I have a class "Game", which contains at least one member of type
"GameState". GameState is an abstract class, implementing the "State/
Strategy" pattern. Certain method calls are only valid with certain
states. The actual value of the GameState object depends on the valid
operations on Game.


OK. That makes sense.

I created a
facade class "GameController" which references a "Game" object. There
can be several GameController objects per Game object. GameController
delegates to a few methods in Game, and then all methods in
game.getGameState().


If GameController is talking directly to the GameState then your design is not,
after all, a variant on the State pattern (or Strategy, come to that), and I no
longer feel I understand what the design is. That's not to suggest that
there's anything wrong with the design, but take my remaining comments with
corresponding caution.

To put it another way. my GameController only exposes methods which
are transactional. It is also only invoked by a user performing an
action in a GUI. The operations themselves are fast enough, and
spread far enough apart, that the synchronization isn't going to harm
performance, and is actually required for proper operation.

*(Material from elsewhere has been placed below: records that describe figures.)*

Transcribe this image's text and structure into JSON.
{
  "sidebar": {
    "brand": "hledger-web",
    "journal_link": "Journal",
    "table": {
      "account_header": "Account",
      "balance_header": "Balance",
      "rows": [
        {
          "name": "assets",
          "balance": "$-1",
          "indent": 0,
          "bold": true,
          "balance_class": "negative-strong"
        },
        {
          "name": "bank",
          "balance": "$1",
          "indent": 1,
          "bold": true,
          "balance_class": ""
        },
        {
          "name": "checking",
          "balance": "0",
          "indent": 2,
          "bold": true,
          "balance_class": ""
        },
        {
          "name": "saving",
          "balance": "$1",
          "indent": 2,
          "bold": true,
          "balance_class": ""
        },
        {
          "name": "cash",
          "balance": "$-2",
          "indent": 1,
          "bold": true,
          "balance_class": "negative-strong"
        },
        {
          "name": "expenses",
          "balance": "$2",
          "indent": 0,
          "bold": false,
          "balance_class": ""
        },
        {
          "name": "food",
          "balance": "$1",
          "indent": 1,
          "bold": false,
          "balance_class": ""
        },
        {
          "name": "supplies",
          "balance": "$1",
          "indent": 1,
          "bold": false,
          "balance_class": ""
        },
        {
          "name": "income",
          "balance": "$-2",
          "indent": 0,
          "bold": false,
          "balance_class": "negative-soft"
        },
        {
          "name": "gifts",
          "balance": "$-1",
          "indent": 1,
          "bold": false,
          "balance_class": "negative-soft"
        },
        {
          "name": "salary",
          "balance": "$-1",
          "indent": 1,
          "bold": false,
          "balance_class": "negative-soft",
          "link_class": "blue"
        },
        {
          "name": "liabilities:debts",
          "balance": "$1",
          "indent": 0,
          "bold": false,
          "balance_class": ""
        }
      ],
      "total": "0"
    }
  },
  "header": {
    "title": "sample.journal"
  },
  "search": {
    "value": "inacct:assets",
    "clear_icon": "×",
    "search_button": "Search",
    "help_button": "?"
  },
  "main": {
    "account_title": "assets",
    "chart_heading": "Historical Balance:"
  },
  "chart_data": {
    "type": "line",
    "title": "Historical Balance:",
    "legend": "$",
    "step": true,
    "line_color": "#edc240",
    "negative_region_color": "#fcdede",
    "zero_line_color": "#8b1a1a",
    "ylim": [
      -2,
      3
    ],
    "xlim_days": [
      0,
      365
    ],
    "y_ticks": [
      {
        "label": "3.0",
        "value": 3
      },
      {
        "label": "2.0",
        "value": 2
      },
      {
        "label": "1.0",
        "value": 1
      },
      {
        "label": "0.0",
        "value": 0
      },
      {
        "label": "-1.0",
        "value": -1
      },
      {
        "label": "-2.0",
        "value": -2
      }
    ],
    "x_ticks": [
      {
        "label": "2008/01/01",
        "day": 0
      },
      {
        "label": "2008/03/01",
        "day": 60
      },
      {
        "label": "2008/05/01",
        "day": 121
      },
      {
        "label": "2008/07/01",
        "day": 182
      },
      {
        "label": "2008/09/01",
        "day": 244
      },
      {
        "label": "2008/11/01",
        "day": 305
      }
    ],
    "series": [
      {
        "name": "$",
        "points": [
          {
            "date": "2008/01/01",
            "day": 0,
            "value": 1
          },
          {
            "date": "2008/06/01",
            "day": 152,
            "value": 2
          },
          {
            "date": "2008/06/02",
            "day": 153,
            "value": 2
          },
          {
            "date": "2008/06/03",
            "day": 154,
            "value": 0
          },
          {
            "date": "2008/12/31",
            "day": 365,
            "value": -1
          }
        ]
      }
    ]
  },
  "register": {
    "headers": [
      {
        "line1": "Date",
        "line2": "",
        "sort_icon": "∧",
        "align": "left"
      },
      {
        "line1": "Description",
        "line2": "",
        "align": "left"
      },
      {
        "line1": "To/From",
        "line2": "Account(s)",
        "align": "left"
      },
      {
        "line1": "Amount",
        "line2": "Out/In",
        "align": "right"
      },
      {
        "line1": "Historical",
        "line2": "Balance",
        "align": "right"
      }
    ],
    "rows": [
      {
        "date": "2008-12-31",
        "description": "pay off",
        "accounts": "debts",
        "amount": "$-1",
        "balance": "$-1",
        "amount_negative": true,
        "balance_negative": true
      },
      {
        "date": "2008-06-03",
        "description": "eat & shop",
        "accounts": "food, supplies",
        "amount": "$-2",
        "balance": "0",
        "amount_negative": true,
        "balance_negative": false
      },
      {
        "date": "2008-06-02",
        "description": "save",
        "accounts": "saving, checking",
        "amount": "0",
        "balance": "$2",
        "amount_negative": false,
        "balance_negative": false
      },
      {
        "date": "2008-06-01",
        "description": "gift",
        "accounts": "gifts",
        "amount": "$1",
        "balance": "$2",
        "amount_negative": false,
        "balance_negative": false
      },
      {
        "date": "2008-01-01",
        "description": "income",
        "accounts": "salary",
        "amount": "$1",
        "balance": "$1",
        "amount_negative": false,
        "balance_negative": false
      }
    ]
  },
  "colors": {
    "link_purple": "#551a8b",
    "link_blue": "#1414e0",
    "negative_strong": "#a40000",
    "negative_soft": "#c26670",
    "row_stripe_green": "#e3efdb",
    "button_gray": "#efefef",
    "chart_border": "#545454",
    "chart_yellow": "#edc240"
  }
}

It sounds as if you GameController has responsibility for grouping primitive
operations on Game into semantically/transactionally atomic units. If so, then
I question whether it's appropriate to hide that -- critical -- aspect of its
function in the implicit synchronisation provided by a SynchronisingWrapper
/around/ a GameController.

Does this design make more sense? Or do you still think its an
antipattern?


Let me put it this way: I'm /less/ skeptical now ;-)

    -- chris


:-)

Okay, let me try to clarify the design further...

The Game object contains a method GameState getState().

GameControllerImpl has a reference to a Game object. each method on
GameController either calls a method on Game, or a method on
game.getState(). Calling, say, game.getState().deal() CAN change the
current GameState object referenced in Game. So, by synchronizing
against the Game object, I protect the game's state, as well as the
game's gameState reference.

The GameController interface is ALSO used as an RMI interface/GUI
facade.

Thats why I say I use the State pattern. The behaviour of the object
returned by game.getState() is likely different every time.